PwC to shake up national partnerships

Date: 20-08-2008
Source: Financial Times

PwC will today announce a global reorganisation that matches the efforts under way by some of its fiercest rivals and underlines an industry shift towards the emerging markets.

The firm will, in future, be organised into three geographical regions led by the biggest firm in each - namely, the US, the UK and China. The move will draw the firm, organised as a collection of national partnerships, closer together and is designed to help PwC spread its expertise from established centres, such as the US and UK, into rapidly growing regions such as the Middle East, India & China.

Country-level legal and regulatory burdens limit the Big Four to operating as collections of often independently-minded national firms under thin um-brella organisations. PwC's reorganisation is the latest in a series of moves by the firms to get round the cross-border hurdles this throws up.

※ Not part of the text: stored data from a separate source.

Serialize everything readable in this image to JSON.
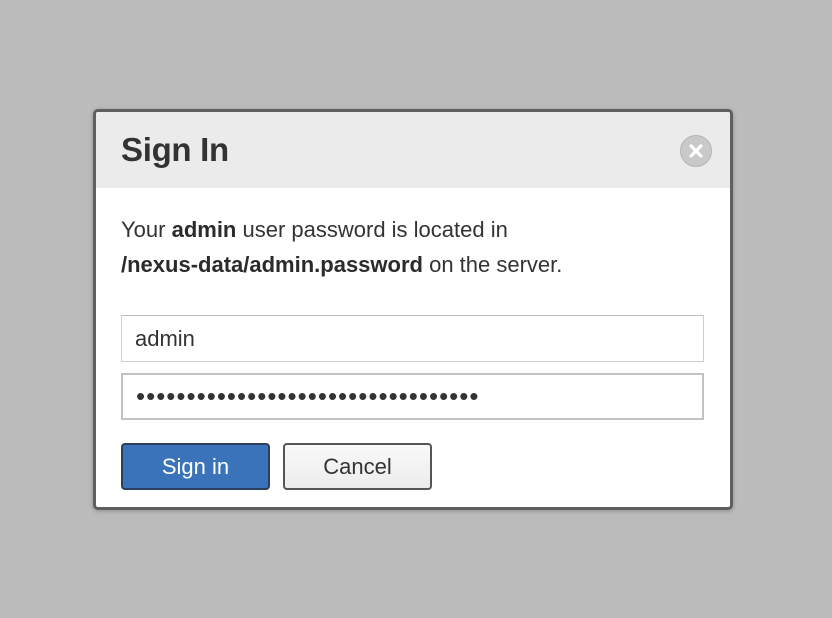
{
  "dialog": {
    "title": "Sign In",
    "close_icon": "close-circle-icon",
    "message": {
      "prefix": "Your ",
      "username_emphasis": "admin",
      "middle": " user password is located in",
      "path_emphasis": "/nexus-data/admin.password",
      "suffix": " on the server."
    },
    "username_value": "admin",
    "password_value": "••••••••••••••••••••••••••••••••••",
    "sign_in_label": "Sign in",
    "cancel_label": "Cancel"
  },
  "colors": {
    "backdrop": "#bbbbbb",
    "header": "#ebebeb",
    "primary_button": "#3a73ba",
    "text": "#333333"
  }
}
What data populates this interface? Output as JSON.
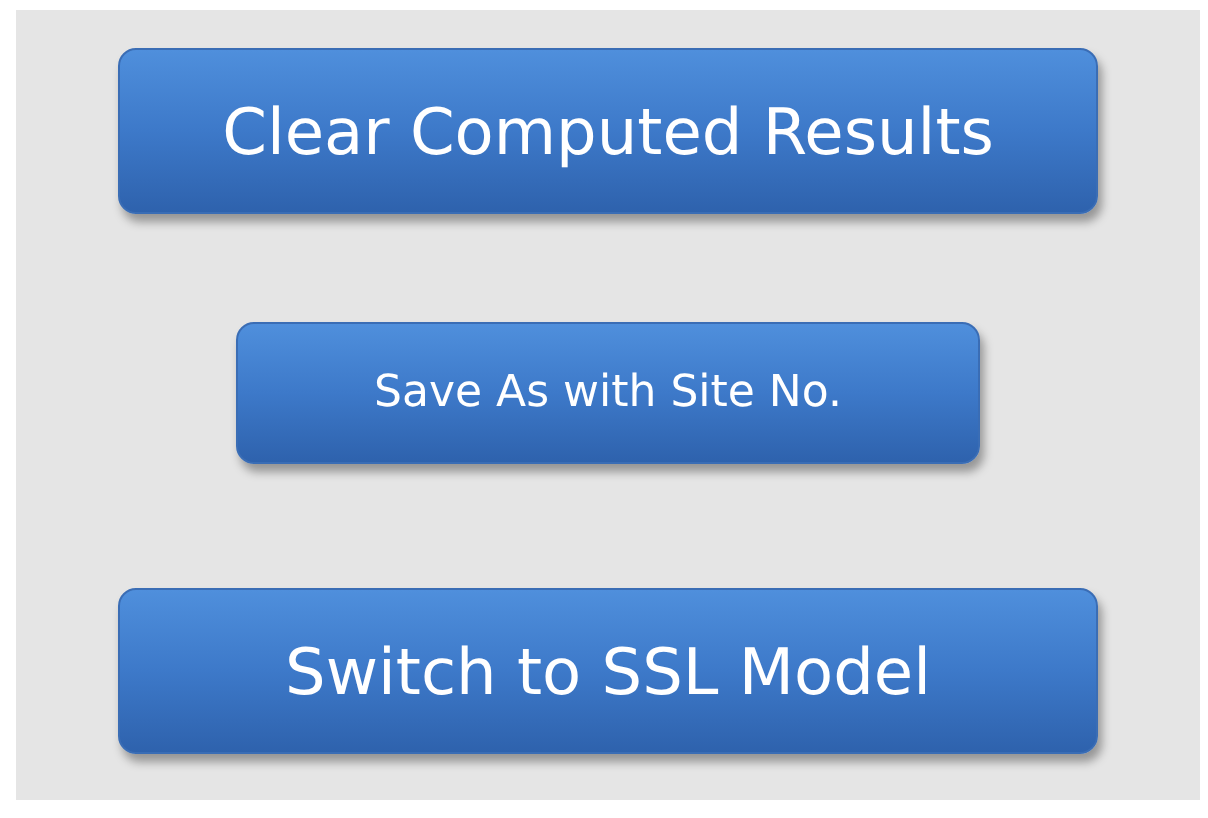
{
  "buttons": [
    {
      "label": "Clear Computed Results",
      "kind": "large"
    },
    {
      "label": "Save As with Site No.",
      "kind": "small"
    },
    {
      "label": "Switch to SSL Model",
      "kind": "large"
    }
  ]
}
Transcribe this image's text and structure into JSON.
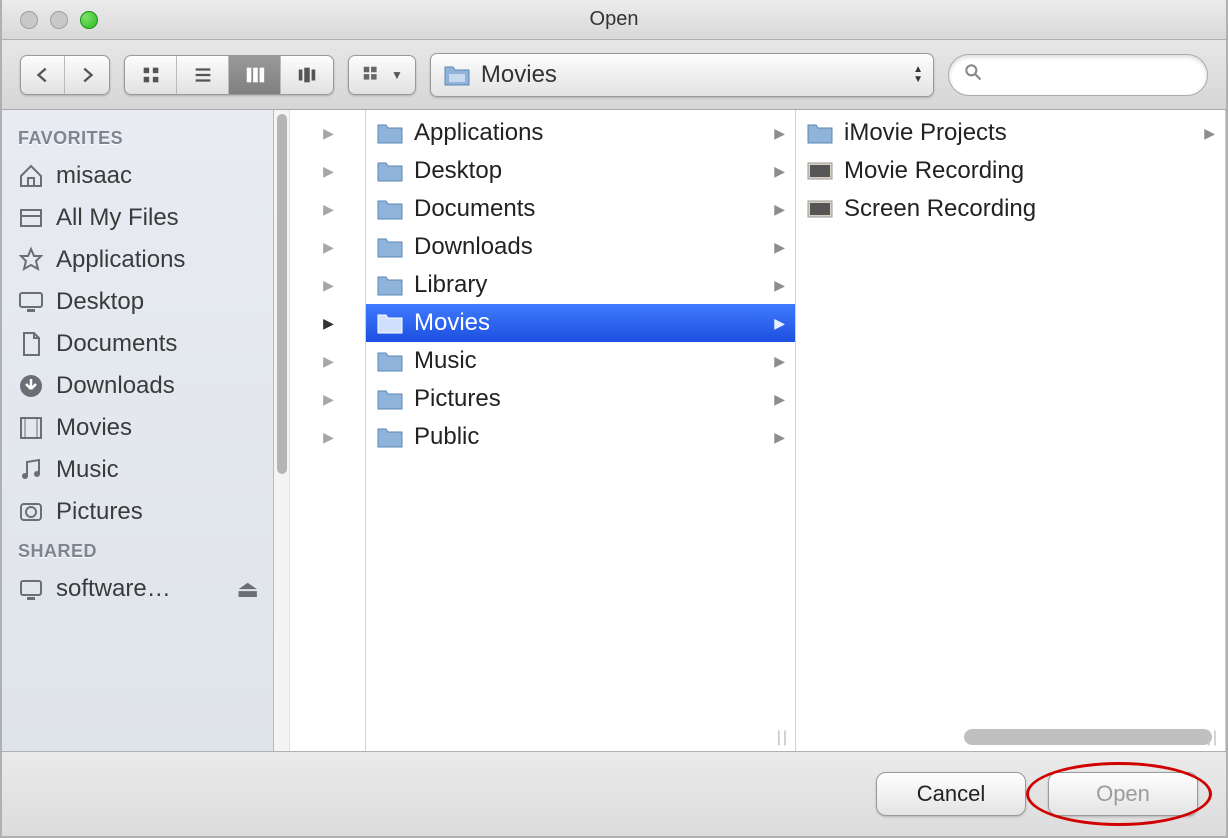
{
  "window": {
    "title": "Open"
  },
  "toolbar": {
    "location_label": "Movies",
    "search_placeholder": ""
  },
  "sidebar": {
    "sections": [
      {
        "header": "FAVORITES",
        "items": [
          {
            "label": "misaac",
            "icon": "home"
          },
          {
            "label": "All My Files",
            "icon": "allfiles"
          },
          {
            "label": "Applications",
            "icon": "apps"
          },
          {
            "label": "Desktop",
            "icon": "desktop"
          },
          {
            "label": "Documents",
            "icon": "docs"
          },
          {
            "label": "Downloads",
            "icon": "downloads"
          },
          {
            "label": "Movies",
            "icon": "movies"
          },
          {
            "label": "Music",
            "icon": "music"
          },
          {
            "label": "Pictures",
            "icon": "pictures"
          }
        ]
      },
      {
        "header": "SHARED",
        "items": [
          {
            "label": "software…",
            "icon": "server",
            "eject": true
          }
        ]
      }
    ]
  },
  "columns": {
    "col1": [
      {
        "label": "Applications",
        "type": "folder",
        "sub": "apps"
      },
      {
        "label": "Desktop",
        "type": "folder",
        "sub": "desktop"
      },
      {
        "label": "Documents",
        "type": "folder",
        "sub": "docs"
      },
      {
        "label": "Downloads",
        "type": "folder",
        "sub": "downloads"
      },
      {
        "label": "Library",
        "type": "folder",
        "sub": "library"
      },
      {
        "label": "Movies",
        "type": "folder",
        "sub": "movies",
        "selected": true
      },
      {
        "label": "Music",
        "type": "folder",
        "sub": "music"
      },
      {
        "label": "Pictures",
        "type": "folder",
        "sub": "pictures"
      },
      {
        "label": "Public",
        "type": "folder",
        "sub": "public"
      }
    ],
    "col2": [
      {
        "label": "iMovie Projects",
        "type": "folder",
        "arrow": true
      },
      {
        "label": "Movie Recording",
        "type": "movfile"
      },
      {
        "label": "Screen Recording",
        "type": "movfile2"
      }
    ]
  },
  "footer": {
    "cancel": "Cancel",
    "open": "Open"
  }
}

Chief among the issues has been the need to rapidly develop practices in the key emerging markets. Firms traditionally recruit and manage themselves locally, opening the networks to the risk of patchy quality in some countries with weaker accounting traditions or without a strong legal, regulatory and market structure.

PwC said its new structure would allow the strongest firms, such as the UK, to be far more directly involved in developing key markets like India, where it has acquired three local firms.

Sam DiPiazza, global head of PwC, said: "Even the best companies in the world have problems integrating systems across wide territories and we're not different. This is about preparing us for working in a globalised world with heavy regional players." About 10% of the Big Four's revenues come from Asia, compared with about 40% from European practices.

However, business in the main emerging markets is fast expanding with fee income rising at about 20 per cent a year. PwC, for example, is adding 3,000 staff this year to its 9,000 strong China practice and plans to continue expanding at that rate for the foreseeable future.

PwC's plans are more global than those of its rivals but do not go as far in changing the partnership structure. It will still maintain all its national partnerships and each firm is still due to vote on the new operating structure.